Dprès une longue et ininterrompue nuit de négociations, l’accord a finalement été trouvé et abandonner les combustibles fossiles deviendra enfin réalité : c’est la fin de l’histoire Cop28, la conférence des Nations Unies sur les changements climatiques. Et le 13 décembre 2023 restera dans les mémoires comme le jour où le monde est parvenu à un accord historique sur le climatréussissant à vaincre pour la première fois l’opposition des pays producteurs de ces sources d’énergie très polluantes.
Cop28, l’accord sur le climat est trouvé
“Nous avons jeté les bases d’un changement”, a-t-il déclaré. Sultan Al Jaber, des paroles du président de la Conférence qui, espérons-le, auront réellement un impact, le début de la fin d’une époque dominée par le pétrole.
En effet, malgré les appels lancés par les scientifiques selon lesquels une hausse des températures au-dessus de 1,5°C mettrait en péril la survie des êtres humains, le pétrole, le gaz et le charbon produisent encore environ 80 % de l’énergie mondiale.
Accord historique sur le climat conclu à Dubaï (Photo de Sean Gallup/Getty Images)
Stop aux énergies fossiles
Ouvrir la voie à l’abandon de ces types d’énergie était la priorité de ce sommet pour l’Union européenne et d’autres économies industrialisées, ainsi que pour les pays très vulnérables au changement climatique, comme de nombreux pays en développement.
Cependant, jusqu’à la fin, il y a eu une incertitude quant à savoir si un accord marquant la fin de l’ère des énergies fossiles serait accepté en provenance des pays producteurs de pétrole. Et plutôt.
Ce que dit le texte final
Dans le texte final, également connu sous le nom Bilan mondialun compromis a été trouvé remplacer le terme « élimination progressive » avec « suppression/transition progressive ». De plus, les combustibles fossiles sont mentionnés pour la première fois, ce qui constitue une véritable rupture avec le projet.

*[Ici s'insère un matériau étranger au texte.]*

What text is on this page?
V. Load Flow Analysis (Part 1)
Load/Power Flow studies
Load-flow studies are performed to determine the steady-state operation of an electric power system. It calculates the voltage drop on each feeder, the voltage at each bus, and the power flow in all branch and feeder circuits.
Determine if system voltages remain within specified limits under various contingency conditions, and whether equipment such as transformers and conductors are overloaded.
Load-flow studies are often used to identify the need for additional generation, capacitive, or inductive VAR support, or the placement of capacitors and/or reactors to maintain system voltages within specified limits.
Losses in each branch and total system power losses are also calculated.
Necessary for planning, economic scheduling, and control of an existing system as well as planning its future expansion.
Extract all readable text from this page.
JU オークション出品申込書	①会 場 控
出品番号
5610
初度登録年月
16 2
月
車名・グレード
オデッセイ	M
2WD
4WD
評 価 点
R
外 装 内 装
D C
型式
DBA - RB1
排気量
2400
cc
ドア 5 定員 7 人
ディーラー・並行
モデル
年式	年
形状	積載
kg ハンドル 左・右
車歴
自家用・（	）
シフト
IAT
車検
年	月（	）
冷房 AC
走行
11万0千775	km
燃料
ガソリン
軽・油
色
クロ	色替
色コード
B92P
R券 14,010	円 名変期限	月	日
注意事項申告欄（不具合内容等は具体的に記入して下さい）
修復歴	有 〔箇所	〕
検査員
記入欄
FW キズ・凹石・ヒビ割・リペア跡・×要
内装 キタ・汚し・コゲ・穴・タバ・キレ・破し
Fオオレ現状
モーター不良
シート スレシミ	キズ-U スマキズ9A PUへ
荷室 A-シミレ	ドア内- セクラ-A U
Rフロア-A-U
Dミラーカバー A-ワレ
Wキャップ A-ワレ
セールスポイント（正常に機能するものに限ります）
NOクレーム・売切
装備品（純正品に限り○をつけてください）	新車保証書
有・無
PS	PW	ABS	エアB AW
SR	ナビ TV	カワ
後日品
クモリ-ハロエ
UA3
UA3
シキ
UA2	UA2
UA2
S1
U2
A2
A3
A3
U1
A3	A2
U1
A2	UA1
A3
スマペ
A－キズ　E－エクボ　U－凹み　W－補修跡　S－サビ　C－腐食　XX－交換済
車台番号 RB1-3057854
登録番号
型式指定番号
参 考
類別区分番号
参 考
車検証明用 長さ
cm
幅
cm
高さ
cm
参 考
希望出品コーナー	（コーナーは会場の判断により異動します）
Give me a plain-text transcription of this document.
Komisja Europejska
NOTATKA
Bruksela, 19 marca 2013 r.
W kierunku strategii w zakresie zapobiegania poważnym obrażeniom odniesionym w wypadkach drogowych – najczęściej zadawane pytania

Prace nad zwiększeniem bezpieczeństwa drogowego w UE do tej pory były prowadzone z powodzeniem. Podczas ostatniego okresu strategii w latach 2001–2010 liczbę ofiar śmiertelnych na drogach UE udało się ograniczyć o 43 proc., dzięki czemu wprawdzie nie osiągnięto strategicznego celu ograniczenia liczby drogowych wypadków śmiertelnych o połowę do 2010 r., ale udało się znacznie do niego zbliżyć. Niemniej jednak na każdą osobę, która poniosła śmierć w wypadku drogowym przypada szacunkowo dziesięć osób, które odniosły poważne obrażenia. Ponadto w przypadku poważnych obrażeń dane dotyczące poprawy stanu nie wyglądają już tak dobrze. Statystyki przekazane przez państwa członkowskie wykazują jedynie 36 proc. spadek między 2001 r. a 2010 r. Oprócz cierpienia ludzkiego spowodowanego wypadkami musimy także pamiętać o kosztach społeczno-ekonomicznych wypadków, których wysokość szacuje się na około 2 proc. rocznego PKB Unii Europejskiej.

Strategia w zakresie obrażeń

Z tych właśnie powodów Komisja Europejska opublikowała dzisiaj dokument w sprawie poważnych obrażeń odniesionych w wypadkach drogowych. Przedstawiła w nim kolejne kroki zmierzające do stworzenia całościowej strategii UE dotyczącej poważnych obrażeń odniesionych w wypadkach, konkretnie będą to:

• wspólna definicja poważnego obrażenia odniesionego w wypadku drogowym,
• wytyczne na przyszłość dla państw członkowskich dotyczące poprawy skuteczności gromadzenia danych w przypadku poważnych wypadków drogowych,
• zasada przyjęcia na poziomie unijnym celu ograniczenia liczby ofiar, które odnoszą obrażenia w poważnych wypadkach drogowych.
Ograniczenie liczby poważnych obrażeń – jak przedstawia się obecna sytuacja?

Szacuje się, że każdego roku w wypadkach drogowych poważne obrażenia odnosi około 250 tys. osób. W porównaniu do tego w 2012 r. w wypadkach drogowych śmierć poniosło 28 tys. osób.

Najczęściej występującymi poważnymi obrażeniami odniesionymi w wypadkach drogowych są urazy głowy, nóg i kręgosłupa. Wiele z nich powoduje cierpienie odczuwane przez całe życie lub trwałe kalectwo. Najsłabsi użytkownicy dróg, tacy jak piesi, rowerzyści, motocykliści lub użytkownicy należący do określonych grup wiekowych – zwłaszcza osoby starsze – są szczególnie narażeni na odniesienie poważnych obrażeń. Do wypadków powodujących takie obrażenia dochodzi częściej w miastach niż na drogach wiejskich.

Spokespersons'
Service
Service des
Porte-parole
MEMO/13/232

En fait, il n’y était aucunement question d’une « élimination progressive », mais juste une série de mesures que les pays auraient pu adopter pour réduire les émissions de gaz à effet de serre. Une proposition jugée très faible par de nombreux participants, comme l’Australie, le Canada, le Chili, la Norvège, l’Union européenne et les États-Unis.
Cop28, comment agir
Le texte indique également que la communauté internationale « reconnaît la nécessité de réductions profondes, rapides et durables des gaz à effet de serre ». A cet effet, “demande donc aux parties de contribuer” avec une liste d’actions climatiques, “selon les circonstances nationales respectives”. Par conséquent, le texte final représentant le premier « Bilan mondial » contient également les méthodes nécessaires pour réduire les émissions de gaz à effet de serre.
Actions climatiques
Dans le document, toutes les parties se sont engagées à «triple capacité d’énergie renouvelable» et « doubler l’efficacité énergétique moyenne » d’ici 2030. Il faut accélérer cela «dans cette décennie cruciale pour atteindre la neutralité carbone d’ici 2050».
Et parce que le Bilan mondial reconnaît que le monde n’est pas actuellement sur la bonne voie pour réduire les émissions au niveau nécessaire pour limiter l’augmentation de la température à 1,5 degré Celsius, les parties ont convenu d’une voie à suivre pour revenir sur la bonne voie, notamment par un processus d’alignement des objectifs nationaux. et des mesures avec l’Accord de Paris.